E il pesce d’aprile diventa propaganda

Roberta Bottino

E fu così che anche il pesce d’aprile divenne pretesto per attaccare Silvio Berlusconi. Palazzo Tursi, sala rossa del consiglio comunale. Nella rete è finito Edoardo Rixi il capogruppo della lega Nord, che ha presentato una mozione urgente sui finti manifesti del Comune che alcuni buontemponi il primo aprile scorso avevano affisso con un bando per cambiare la bandiera simbolo di Genova. Rixi vuol sapere se per caso la giunta, scherzo o non scherzo, potrà mai fare una cosa del genere, visto che già in passato il sindaco Giuseppe Pericu ha ipotizzato di non considerare più la lanterna simbolo della Superba. La risposta arriva dall’assessore alla promozione della città Anna Castellano.
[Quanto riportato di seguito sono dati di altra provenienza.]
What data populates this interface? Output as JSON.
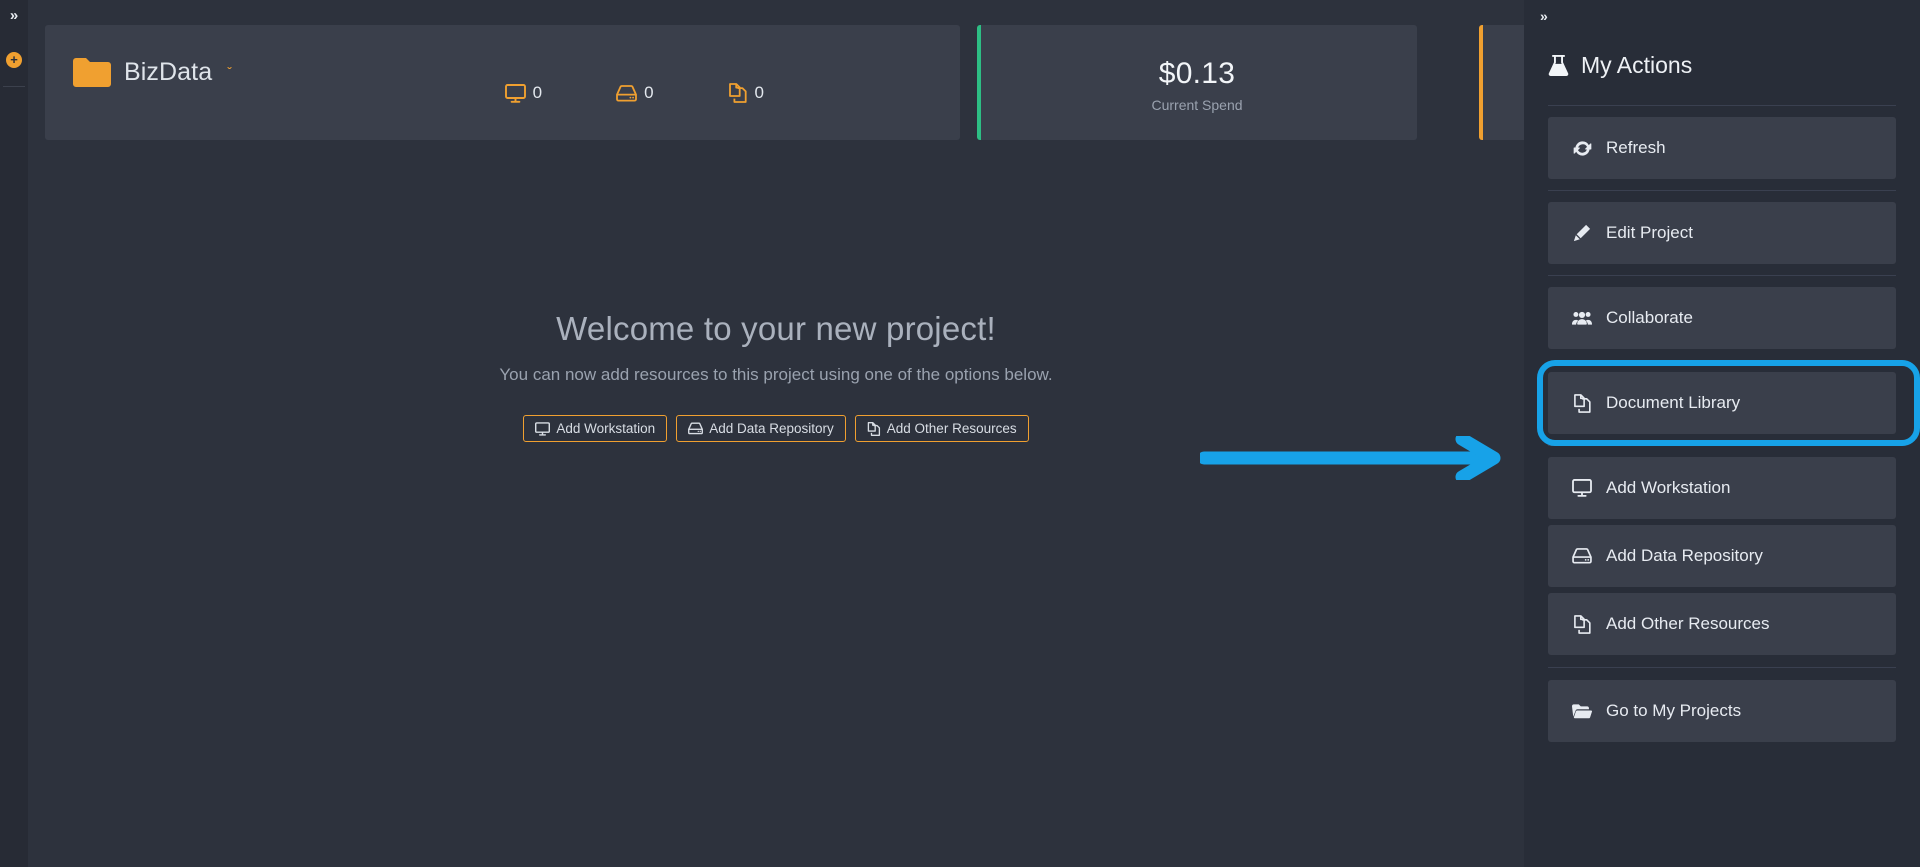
{
  "colors": {
    "page_bg": "#2d323d",
    "rail_bg": "#272b35",
    "card_bg": "#3a3f4b",
    "panel_bg": "#282d38",
    "accent_orange": "#f0a030",
    "accent_green": "#2dbe84",
    "highlight_blue": "#17a2e8",
    "text_primary": "#e7ebf1",
    "text_muted": "#9aa2af"
  },
  "left_rail": {
    "expand_label": "»",
    "add_label": "+"
  },
  "project_card": {
    "name": "BizData",
    "dropdown_caret": "ˇ",
    "folder_icon": "folder-icon",
    "stats": [
      {
        "icon": "workstation-icon",
        "count": "0"
      },
      {
        "icon": "data-repository-icon",
        "count": "0"
      },
      {
        "icon": "other-resources-icon",
        "count": "0"
      }
    ]
  },
  "metric_cards": [
    {
      "value": "$0.13",
      "label": "Current Spend",
      "accent": "#2dbe84"
    },
    {
      "value": "",
      "label": "",
      "accent": "#f0a030"
    }
  ],
  "welcome": {
    "title": "Welcome to your new project!",
    "subtitle": "You can now add resources to this project using one of the options below.",
    "buttons": [
      {
        "label": "Add Workstation",
        "icon": "workstation-icon"
      },
      {
        "label": "Add Data Repository",
        "icon": "data-repository-icon"
      },
      {
        "label": "Add Other Resources",
        "icon": "other-resources-icon"
      }
    ]
  },
  "right_panel": {
    "collapse_label": "»",
    "title": "My Actions",
    "title_icon": "flask-icon",
    "items": [
      {
        "label": "Refresh",
        "icon": "refresh-icon",
        "highlighted": false
      },
      {
        "label": "Edit Project",
        "icon": "pencil-icon",
        "highlighted": false
      },
      {
        "label": "Collaborate",
        "icon": "users-icon",
        "highlighted": false
      },
      {
        "label": "Document Library",
        "icon": "document-library-icon",
        "highlighted": true
      },
      {
        "label": "Add Workstation",
        "icon": "workstation-icon",
        "highlighted": false
      },
      {
        "label": "Add Data Repository",
        "icon": "data-repository-icon",
        "highlighted": false
      },
      {
        "label": "Add Other Resources",
        "icon": "other-resources-icon",
        "highlighted": false
      },
      {
        "label": "Go to My Projects",
        "icon": "open-folder-icon",
        "highlighted": false
      }
    ]
  },
  "annotation": {
    "type": "arrow",
    "color": "#17a2e8",
    "direction": "right",
    "points_to": "Document Library"
  }
}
Umorismo rosso: «Mi sono davvero divertita leggendo quei cartelli. Finalmente c’è chi preferisce dare spazio alle relazioni sociali in un’epoca teledipendente e berlusconizzata».
Eccolo l’affondo e poco importa se la «battuta» c’entra poco anzi niente: l’occasione per attaccare Berlusconi è imperdibile. «Ci sono stati dei precedenti - ha ricordato il consigliere leghista -. Il sindaco in passato aveva persino proposto di sostituire il simbolo della nostra città, la lanterna, con altri monumenti. E non dimentichiamo che persino nel 2004 in occasione di Genova capitale della Cultura era stata scelta una bandiera che non mostrava alcun richiamo alla storia e alle tradizioni della città».
L’assessore Castellano ha precisato che il primo cittadino aveva soltanto ventilato l’ipotesi di trovare altre icone per Genova, perché «se la città cambia ed è in continua evoluzione, anche i suoi simboli possono adeguarsi con i tempi». Per quanto concerne la bandiera «rossa» del 2004, l’assessore tiene a sottolineare che aveva una grande importanza il «Nova» posizionato dopo «Ge». «Quella scritta stava ad indicare chiaramente - continua la Castellano - tutte le novità che il Comune avrebbe offerto ai genovesi e ai turisti, in quell’anno in cui la città era capitale europea della cultura». L’interrogazione di Edoardo Rixi voleva strappare alla giunta una promessa: non cambiare mai in futuro i simboli della città.
La risposta è finalmente arrivata e la giunta non dovrà più rimangiarsela. «Teniamoci la storia così com’è - dice Castellano -. Gli stemmi di Genova sono il nostro passato e le tradizioni di questa città non si possono cancellare». Un sospiro di sollievo, per il momento, lo tirino pure tutti coloro che amano la Superba e che custodiscono gelosamente il suo prezioso passato.